Let's face it, one of the more daunting tasks when trying to digest a new deal is discerning the relevant business/operational details and then capturing that information in a way that allows you easy access without going back to the contract itself.

In our Deal World Rule #4 (Use Maps to See the Deal Landscape) we discuss the utility of "deal maps" to help you better see the deal landscape. This is one of our favorite tools and we feel strongly that it is a great way to capture relevant information in an easy to digest format. There is an example of a deal map in the Deal World Rule link above to help spark some ideas.

Turning more directly to a contract, you can use a deal map to help capture the important deal terms so that a quick glance at your visual can replace hunting around in a contract. This can be extremely helpful when attempting to implement some contract management procedures. Generally, you'll want to capture several important terms:
  1. Contract Length:
    • If you know the end date well in advance, you have time to form a more intelligent plan for renewing or shopping around for a new deal.
    • Renewal can often be tricky! Many contracts have an "evergreen" clause which allows the contract to renew automatically unless notice is given by a specific date. Knowing this date in advance can save a lot of headaches!
  2. Payment Terms:
    • When can you expect payment after you've submitted an invoice? or How long after you receive an invoice do you have until you must remit payment?
    • What happens if there is a late payment?
    • What are your options if you are not paid?
  3. Ownership:
    • Who owns the Work Product? Is it licensed out to a party or owned outright without restrictions?
    • Who can use the Work Product and how can they use it?
  4. Confidentiality:
    • What information should be considered confidential and how should that information be handled?
    • What happens to information shared between the parties after the contract concludes or is terminated?
  5. Other:
    • There are many times you may want to include other important deal terms in your deal map. These could include Warranties, Non-Compete clauses, "Most-Favored Nation" clauses, assignment (i.e., can you pass on your responsibilities under the contract to a third party?), publicity (i.e., what restrictions exist with regards to disclosing your relationship with the other party and/or the fact that you are partnering with them in some way?) among others.
Having all this information in an easily accessible and easy to understand format can be a great way to keep on top of your deals and help you get the most out of your future deals! 

Contracts & Behavioral Economics


I'm always interested in the way in which compromises are reached, especially in terms of doing deals and putting that language into the contract. If we could do whatever we wanted without consequences,  we'd all write contracts that pushed all burdens, obligations and risks to the other party while handing ourselves all the upside. Since that's not the way things work, we end up making compromises that end up shaping our behaviors with respect to the other party.
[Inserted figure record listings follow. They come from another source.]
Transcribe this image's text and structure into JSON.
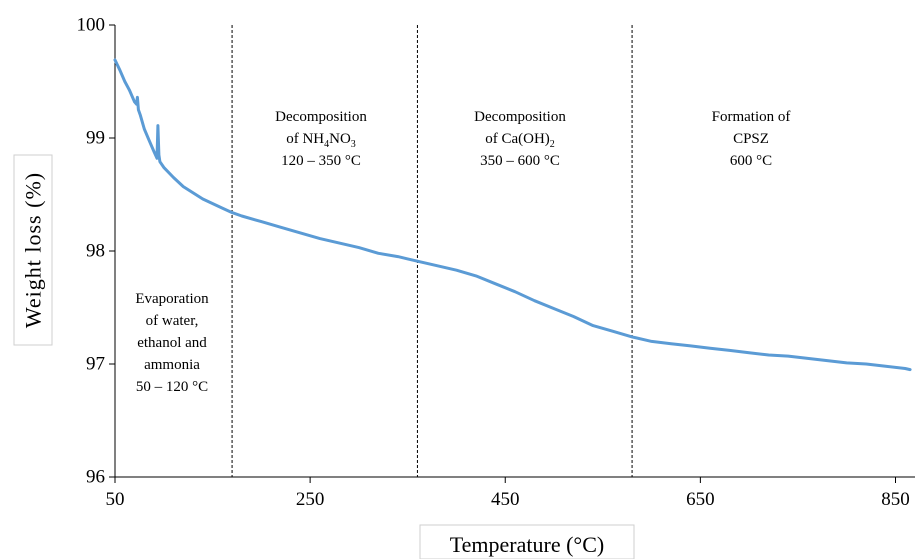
{
  "chart_data": {
    "type": "line",
    "xlabel": "Temperature (°C)",
    "ylabel": "Weight loss (%)",
    "xlim": [
      50,
      870
    ],
    "ylim": [
      96,
      100
    ],
    "x_ticks": [
      "50",
      "250",
      "450",
      "650",
      "850"
    ],
    "y_ticks": [
      "96",
      "97",
      "98",
      "99",
      "100"
    ],
    "grid": false,
    "series_color": "#5b9bd5",
    "series": [
      {
        "x": [
          50,
          55,
          60,
          65,
          70,
          72,
          73,
          74,
          76,
          80,
          85,
          90,
          93,
          94,
          95,
          96,
          100,
          110,
          120,
          140,
          160,
          170,
          180,
          200,
          220,
          240,
          260,
          280,
          300,
          320,
          340,
          350,
          360,
          380,
          400,
          420,
          440,
          460,
          480,
          500,
          520,
          540,
          560,
          580,
          600,
          620,
          640,
          660,
          680,
          700,
          720,
          740,
          760,
          780,
          800,
          820,
          840,
          860,
          865
        ],
        "y": [
          99.69,
          99.6,
          99.5,
          99.42,
          99.32,
          99.3,
          99.36,
          99.25,
          99.2,
          99.08,
          98.98,
          98.88,
          98.82,
          99.11,
          98.85,
          98.79,
          98.74,
          98.65,
          98.57,
          98.46,
          98.38,
          98.34,
          98.31,
          98.26,
          98.21,
          98.16,
          98.11,
          98.07,
          98.03,
          97.98,
          97.95,
          97.93,
          97.91,
          97.87,
          97.83,
          97.78,
          97.71,
          97.64,
          97.56,
          97.49,
          97.42,
          97.34,
          97.29,
          97.24,
          97.2,
          97.18,
          97.16,
          97.14,
          97.12,
          97.1,
          97.08,
          97.07,
          97.05,
          97.03,
          97.01,
          97,
          96.98,
          96.96,
          96.95
        ]
      }
    ],
    "dividers_x": [
      170,
      360,
      580
    ],
    "regions": [
      {
        "lines": [
          "Evaporation",
          "of water,",
          "ethanol and",
          "ammonia",
          "50 – 120 °C"
        ]
      },
      {
        "line1": "Decomposition",
        "line2_prefix": "of NH",
        "sub1": "4",
        "line2_mid": "NO",
        "sub2": "3",
        "line3": "120 – 350 °C"
      },
      {
        "line1": "Decomposition",
        "line2_prefix": "of Ca(OH)",
        "sub1": "2",
        "line3": "350 – 600 °C"
      },
      {
        "lines": [
          "Formation of",
          "CPSZ",
          "600 °C"
        ]
      }
    ]
  }
}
In the post, Contract Terms as a Driver of Behavior, Tim Cummins marvels over how little attention is paid by the legal community to the field of behavioral economics. This is primarily due to the way in which contract principles are presented in most law schools: You do something wrong, the contract has a way of punishing that behavior. The question posed by Tim is whether that's really all that helpful in terms of a real-world business contract. Do you want to punish failure or encourage full disclosure in order to attempt to mitigate the consequences of failure. Not an easy line to draw on the page.
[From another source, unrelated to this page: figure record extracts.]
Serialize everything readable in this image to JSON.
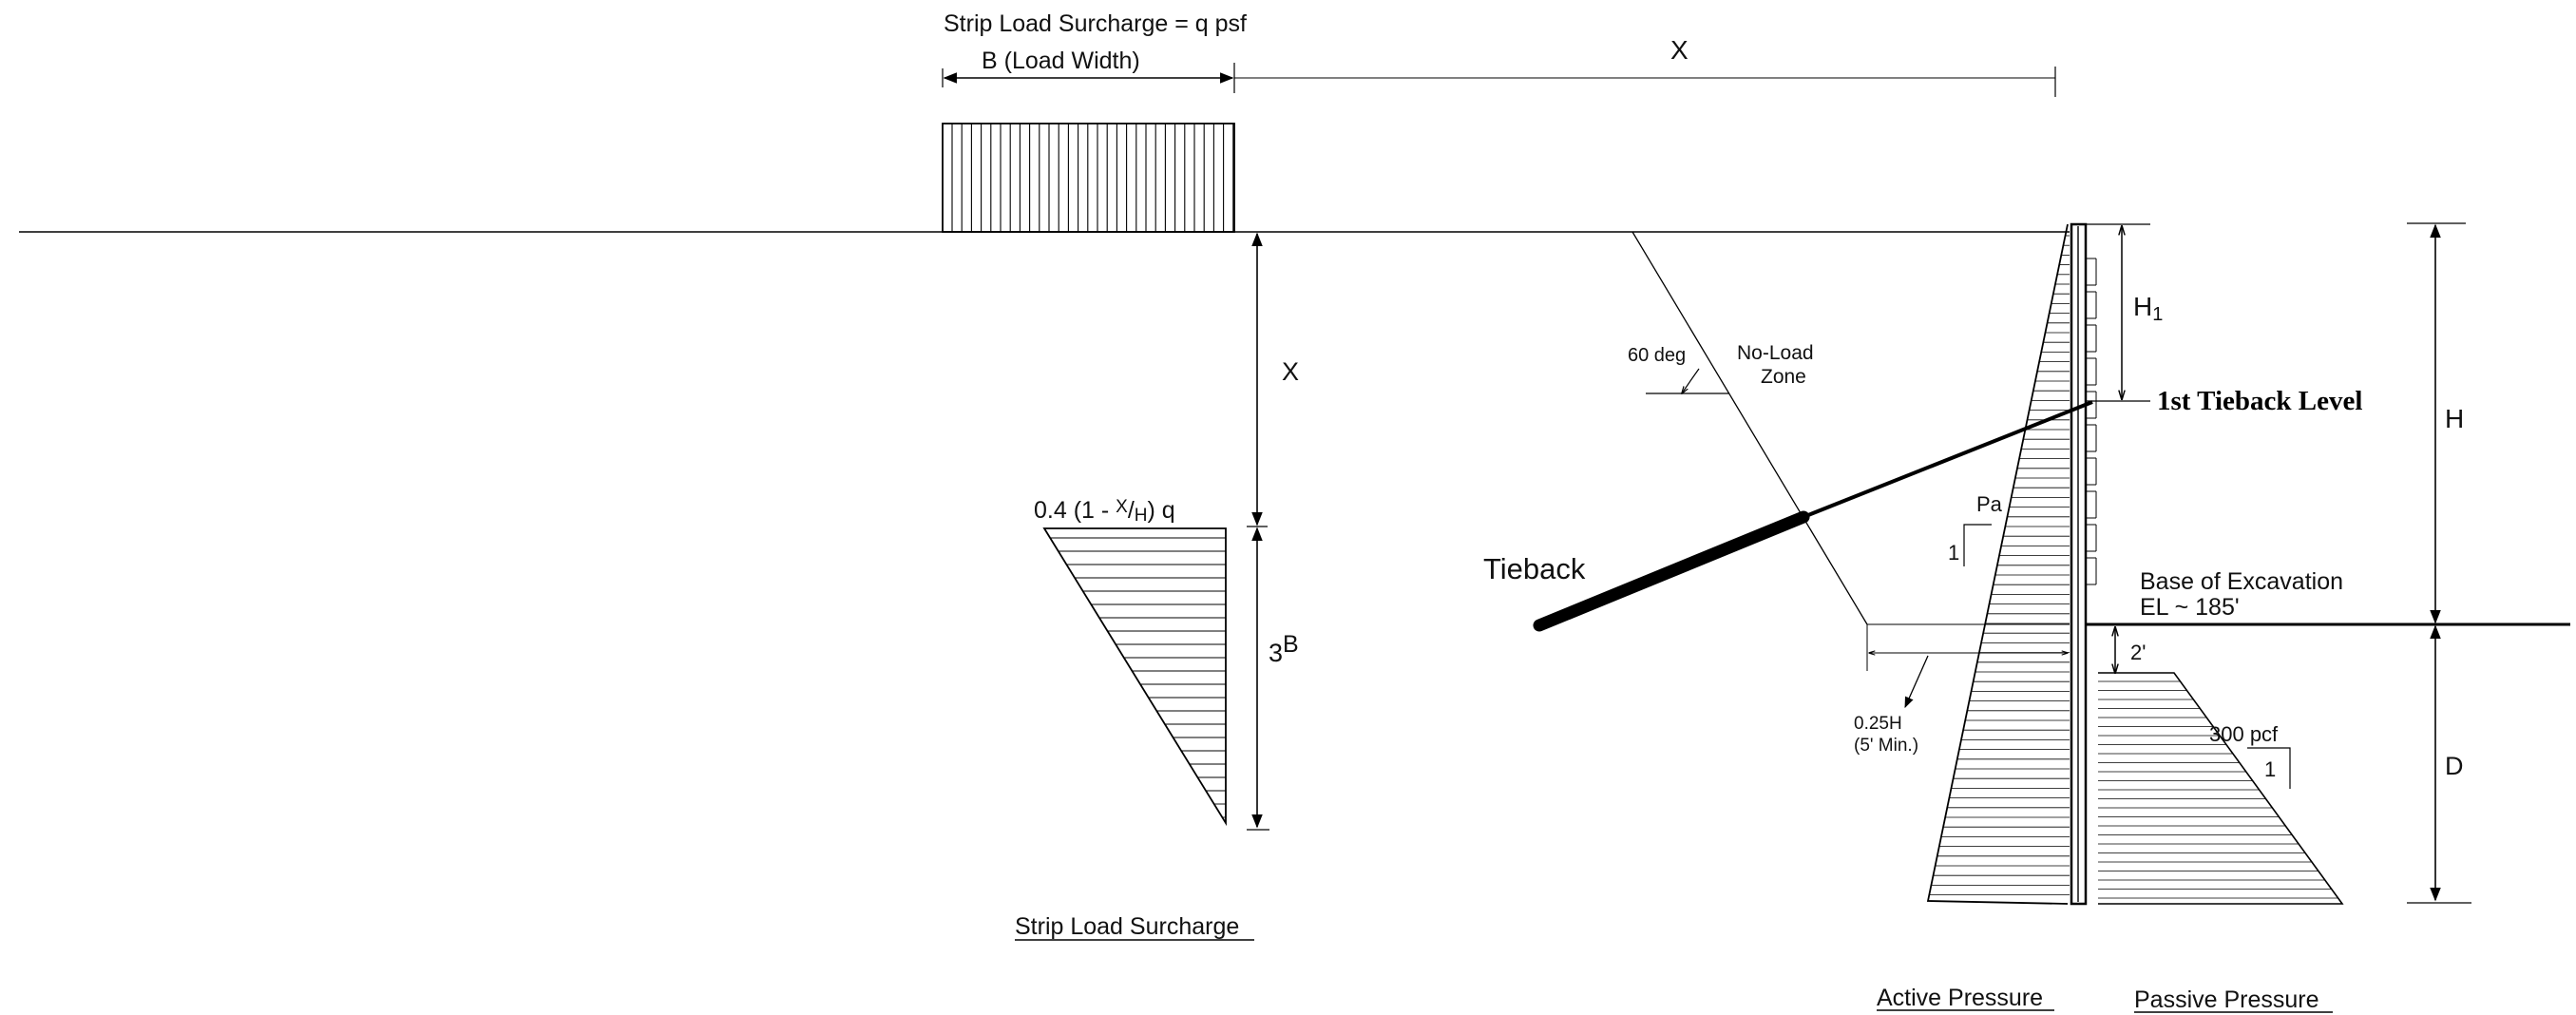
{
  "labels": {
    "strip_load_header": "Strip Load Surcharge = q psf",
    "load_width": "B (Load Width)",
    "x_top": "X",
    "x_vertical": "X",
    "surcharge_formula_a": "0.4 (1 - ",
    "surcharge_formula_x": "X",
    "surcharge_formula_slash": "/",
    "surcharge_formula_h": "H",
    "surcharge_formula_b": ") q",
    "three_b_3": "3",
    "three_b_b": "B",
    "strip_load_caption": "Strip Load Surcharge",
    "sixty_deg": "60 deg",
    "no_load_1": "No-Load",
    "no_load_2": "Zone",
    "h1_main": "H",
    "h1_sub": "1",
    "first_tieback": "1st Tieback Level",
    "h_total": "H",
    "pa": "Pa",
    "pa_one": "1",
    "tieback": "Tieback",
    "base_excavation": "Base of Excavation",
    "el": "EL ~ 185'",
    "two_ft": "2'",
    "quarter_h": "0.25H",
    "five_min": "(5' Min.)",
    "passive_rate": "300 pcf",
    "passive_one": "1",
    "d_label": "D",
    "active_caption": "Active Pressure",
    "passive_caption": "Passive Pressure"
  }
}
It's fairly obvious that negative consequences do not always deter bad behavior. According to the prevalent work in economic theories most parties will breach a contract when it's possible to pay the appropriate damages and still make a profit. So, the question in my mind is how to reward or at least encourage "good" behavior between two contracting parties. For some interesting reading on the subject, check out this interview with Harvard Business School associate professor Nava Ashraf. One of the issues raised in the interview discusses the issue:
"... we trust managers to carry out the interests of shareholders: We can build contracts to align manager incentives with those of shareholders, but we are never able to completely contract on all the things we care about and want to enforce. Implicitly, then, we hold a belief that managers have internalized the values we care about, and trust them to act on those, particularly when they might come in conflict with their own interests."
Without getting into the nitty gritty of Behavioral Economic Theory (which I am woefully unqualified to do), what many researchers are looking at now is what a breach of contract costs outside of the four corners of the contract. That is, what is your reputation, brand, trust, etc., worth in economic terms.